Le scelte fattoriali sono un pò passate di moda negli ultimi anni, in un contesto dove le mega caps e gli indici azionari più conosciuti hanno restituito performance stellari, senza la necessita di andare a ricercare chissà quali strategie per ottenere ritorni interessanti. Le ultime forti oscillazioni dei mercati e delle azioni a peso eccessivo nei benchmark stanno però facendo scricchiolare la pura indicizzazione a indici molto concentrati su pochi nomi.
Archimidis Fotopoulos, index researcher per Lgim, si chiede se, ad esempio, il fattore Quality (azioni di elevata qualità nei bilanci) esprima un prezzo che vale la pena pagare. Ne è convinto Warren Buffett, che sostiene che è preferibile pagare un prezzo equo per un’azione stupenda, piuttosto che strappare un prezzo ottimo per una società mediocre.

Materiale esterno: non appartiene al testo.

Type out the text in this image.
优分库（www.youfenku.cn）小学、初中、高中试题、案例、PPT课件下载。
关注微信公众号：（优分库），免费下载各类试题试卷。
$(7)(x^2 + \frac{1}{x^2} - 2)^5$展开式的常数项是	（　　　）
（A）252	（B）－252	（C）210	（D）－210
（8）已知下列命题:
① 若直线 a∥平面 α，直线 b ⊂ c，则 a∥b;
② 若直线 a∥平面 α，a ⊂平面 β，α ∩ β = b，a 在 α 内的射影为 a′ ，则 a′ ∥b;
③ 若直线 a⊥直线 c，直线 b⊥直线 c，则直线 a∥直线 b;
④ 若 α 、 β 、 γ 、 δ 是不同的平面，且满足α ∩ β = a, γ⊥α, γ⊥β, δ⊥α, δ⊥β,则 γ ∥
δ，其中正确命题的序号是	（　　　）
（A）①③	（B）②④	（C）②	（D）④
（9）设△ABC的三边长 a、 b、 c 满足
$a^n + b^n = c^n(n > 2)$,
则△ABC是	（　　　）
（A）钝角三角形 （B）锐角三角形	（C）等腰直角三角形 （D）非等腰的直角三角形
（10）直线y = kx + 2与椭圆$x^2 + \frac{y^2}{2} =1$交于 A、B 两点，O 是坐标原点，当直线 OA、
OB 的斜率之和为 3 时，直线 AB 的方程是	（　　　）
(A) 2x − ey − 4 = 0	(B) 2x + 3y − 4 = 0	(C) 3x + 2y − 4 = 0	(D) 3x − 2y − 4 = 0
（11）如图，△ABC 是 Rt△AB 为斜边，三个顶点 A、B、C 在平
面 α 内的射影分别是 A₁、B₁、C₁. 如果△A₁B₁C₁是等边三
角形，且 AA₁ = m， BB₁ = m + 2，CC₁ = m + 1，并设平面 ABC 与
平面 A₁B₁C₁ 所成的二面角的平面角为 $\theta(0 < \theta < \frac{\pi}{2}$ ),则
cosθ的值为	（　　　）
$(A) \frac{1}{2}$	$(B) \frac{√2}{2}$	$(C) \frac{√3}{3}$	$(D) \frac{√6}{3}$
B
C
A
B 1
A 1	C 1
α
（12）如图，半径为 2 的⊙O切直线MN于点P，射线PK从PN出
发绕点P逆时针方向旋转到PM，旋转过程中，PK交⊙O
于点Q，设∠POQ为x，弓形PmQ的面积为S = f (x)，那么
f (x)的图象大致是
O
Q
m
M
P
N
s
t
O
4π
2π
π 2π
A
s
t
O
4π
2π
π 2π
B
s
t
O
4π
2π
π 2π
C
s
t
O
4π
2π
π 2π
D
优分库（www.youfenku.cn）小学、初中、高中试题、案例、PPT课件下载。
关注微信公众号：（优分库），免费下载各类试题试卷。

Secondo l’esperto, è risaputo che le strategie che si concentrano sulle azioni delle società di qualità sono tipicamente da valutare nel lungo termine, ed hanno caratteristiche considerabili difensive. Queste includono drawdown potenzialmente più bassi, che possono essere spiegati dalla fuga verso la qualità degli investitori in contesti di elevata incertezza, che spostano le loro allocazioni verso società più stabili e a basso rischio ovvero con modelli di business solidi che si dimostrano resilienti durante i periodi di flessione del mercato o di rallentamento economico.
Negli ultimi due decenni questa strategia ha, in effetti, dato i suoi frutti, secondo Fotopoulos: tre strategie di qualità statunitensi basate su regole hanno tutte registrato una sovraperformance rispetto a un indice a media e grande capitalizzazione ampiamente seguito dagli investitori. Le strategie basate sui fattori di qualità possono, però, spesso essere più costose delle strategie broad market o value (azioni a sconto sui fondamentali); quindi, una sfida per gli investitori è quella di individuare azioni di società di qualità ma al tempo stesso a buon mercato. Il premio per la qualità è ciclico, e così la sua valutazione.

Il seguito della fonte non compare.